Paying for the ransom is a dangerous option. For starters, there is no guarantee your files will be returned or that the malware has been removed. Will the hacker exploit you again in six months’ time? The truth is you don’t know.

Instead, information security professionals recommend a few useful tips, such as regularly backing up your data and ensuring your computer is running the latest software and anti-virus (ESET protects against CryptoLocker, Cryptowall, CTB locker and many other types of ransomware).

If you do get infected, and haven’t followed the advice above, all is not lost; your best bet is contacting an IT professional although there are free decryption tools online, and ways you can remove the malware via the operating system.

For less sophisticated ransomware that hasn’t encrypted files, you can enter Windows Safe Mode and run an on-demand virus scanner to hopefully remove the malware. Alternatively, you could try and do the same by logging onto the computer from another user account (hopefully bypassing the malware on the start screen), or by accessing the infected PC from a ‘clean’ PC on the same network.

If you can’t get onto the home screen, another option is System Restore, which will restore system files and programs to a state they were in previously. To do this, shut down your computer, reboot and hit the F8 key continuously to enter advanced boot options. You should see an option to repair your computer.

ESET security expert and Editor in Chief of We Live Security says users shouldn’t pay for the following reasons: “If you pay, you will support cybercrime activities by funding them with money; you don’t have any guarantee that your information is going to be decrypted again.

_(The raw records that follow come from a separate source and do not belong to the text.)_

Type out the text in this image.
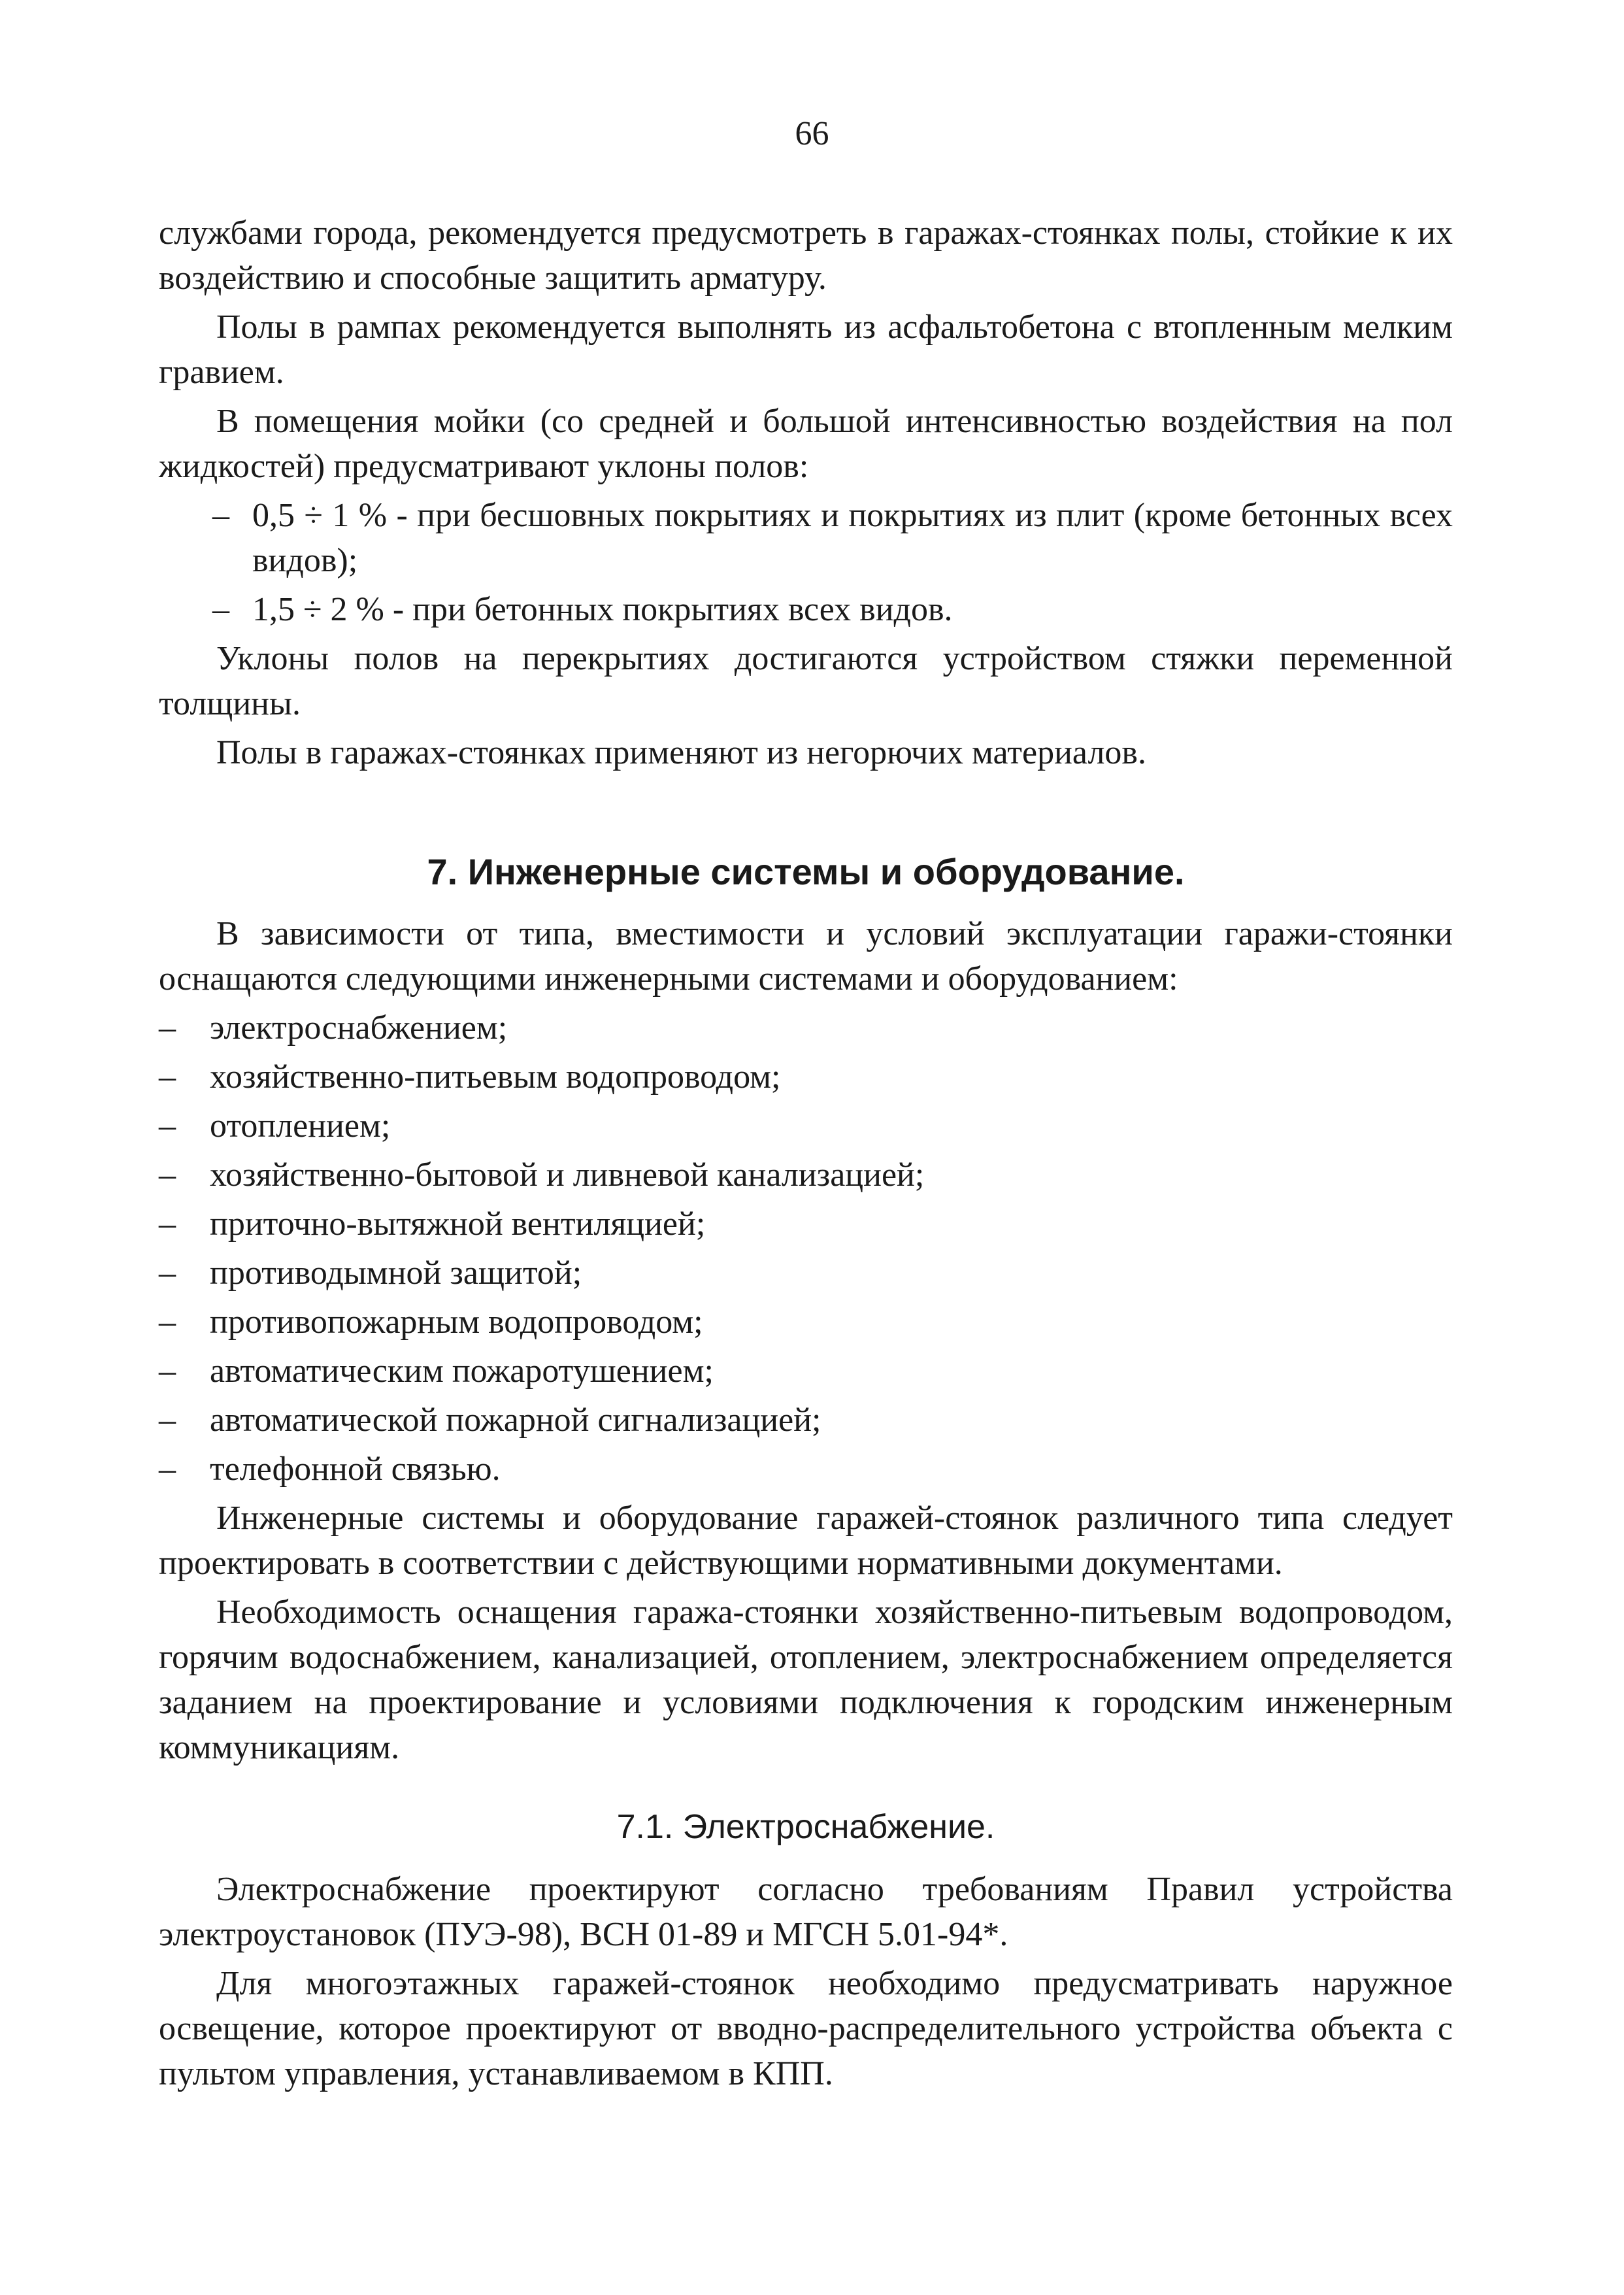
66

службами города, рекомендуется предусмотреть в гаражах-стоянках полы, стойкие к их воздействию и способные защитить арматуру.

Полы в рампах рекомендуется выполнять из асфальтобетона с втопленным мелким гравием.

В помещения мойки (со средней и большой интенсивностью воздействия на пол жидкостей) предусматривают уклоны полов:

– 0,5 ÷ 1 % - при бесшовных покрытиях и покрытиях из плит (кроме бетонных всех видов);
– 1,5 ÷ 2 % - при бетонных покрытиях всех видов.

Уклоны полов на перекрытиях достигаются устройством стяжки переменной толщины.

Полы в гаражах-стоянках применяют из негорючих материалов.

7. Инженерные системы и оборудование.

В зависимости от типа, вместимости и условий эксплуатации гаражи-стоянки оснащаются следующими инженерными системами и оборудованием:

– электроснабжением;
– хозяйственно-питьевым водопроводом;
– отоплением;
– хозяйственно-бытовой и ливневой канализацией;
– приточно-вытяжной вентиляцией;
– противодымной защитой;
– противопожарным водопроводом;
– автоматическим пожаротушением;
– автоматической пожарной сигнализацией;
– телефонной связью.

Инженерные системы и оборудование гаражей-стоянок различного типа следует проектировать в соответствии с действующими нормативными документами.

Необходимость оснащения гаража-стоянки хозяйственно-питьевым водопроводом, горячим водоснабжением, канализацией, отоплением, электроснабжением определяется заданием на проектирование и условиями подключения к городским инженерным коммуникациям.

7.1. Электроснабжение.

Электроснабжение проектируют согласно требованиям Правил устройства электроустановок (ПУЭ-98), ВСН 01-89 и МГСН 5.01-94*.

Для многоэтажных гаражей-стоянок необходимо предусматривать наружное освещение, которое проектируют от вводно-распределительного устройства объекта с пультом управления, устанавливаемом в КПП.
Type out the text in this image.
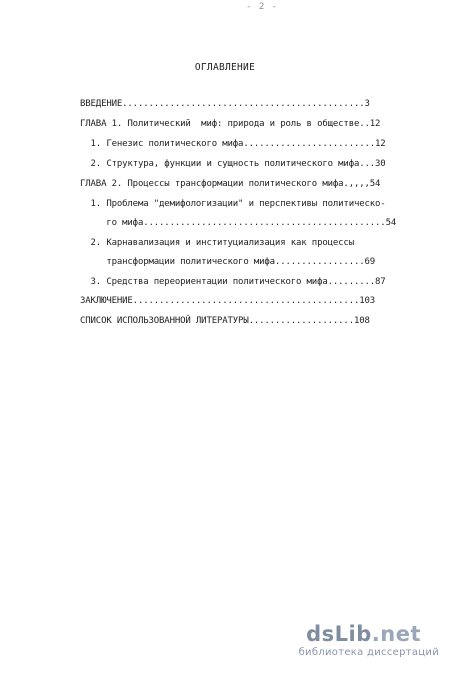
- 2 -
ОГЛАВЛЕНИЕ
ВВЕДЕНИЕ..............................................3
ГЛАВА 1. Политический  миф: природа и роль в обществе..12
1. Генезис политического мифа.........................12
2. Структура, функции и сущность политического мифа...30
ГЛАВА 2. Процессы трансформации политического мифа.,,,,54
1. Проблема "демифологизации" и перспективы политическо-
го мифа..............................................54
2. Карнавализация и институциализация как процессы
трансформации политического мифа.................69
3. Средства переориентации политического мифа.........87
ЗАКЛЮЧЕНИЕ...........................................103
СПИСОК ИСПОЛЬЗОВАННОЙ ЛИТЕРАТУРЫ....................108
dsLib.net
библиотека диссертаций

Remember, this is not a service, they are cybercriminals. [And] even if you pay, you are not going to be ‘whitelisted’ so you could get infected again so it’s not a real solution for the future either. Prevention is the most important tool against Ransomware, since the infection can be usually cleaned afterwards but not always the information restored.”

Labaca Castro recommends using a security solution to prevent computer getting infected, frequently back-up information so it is somewhere safe and recover it easily, and avoid opening attached files in emails from unknown senders. Additionally, ESET also offers a decryptor for specific variants from Simplocker to recover your information.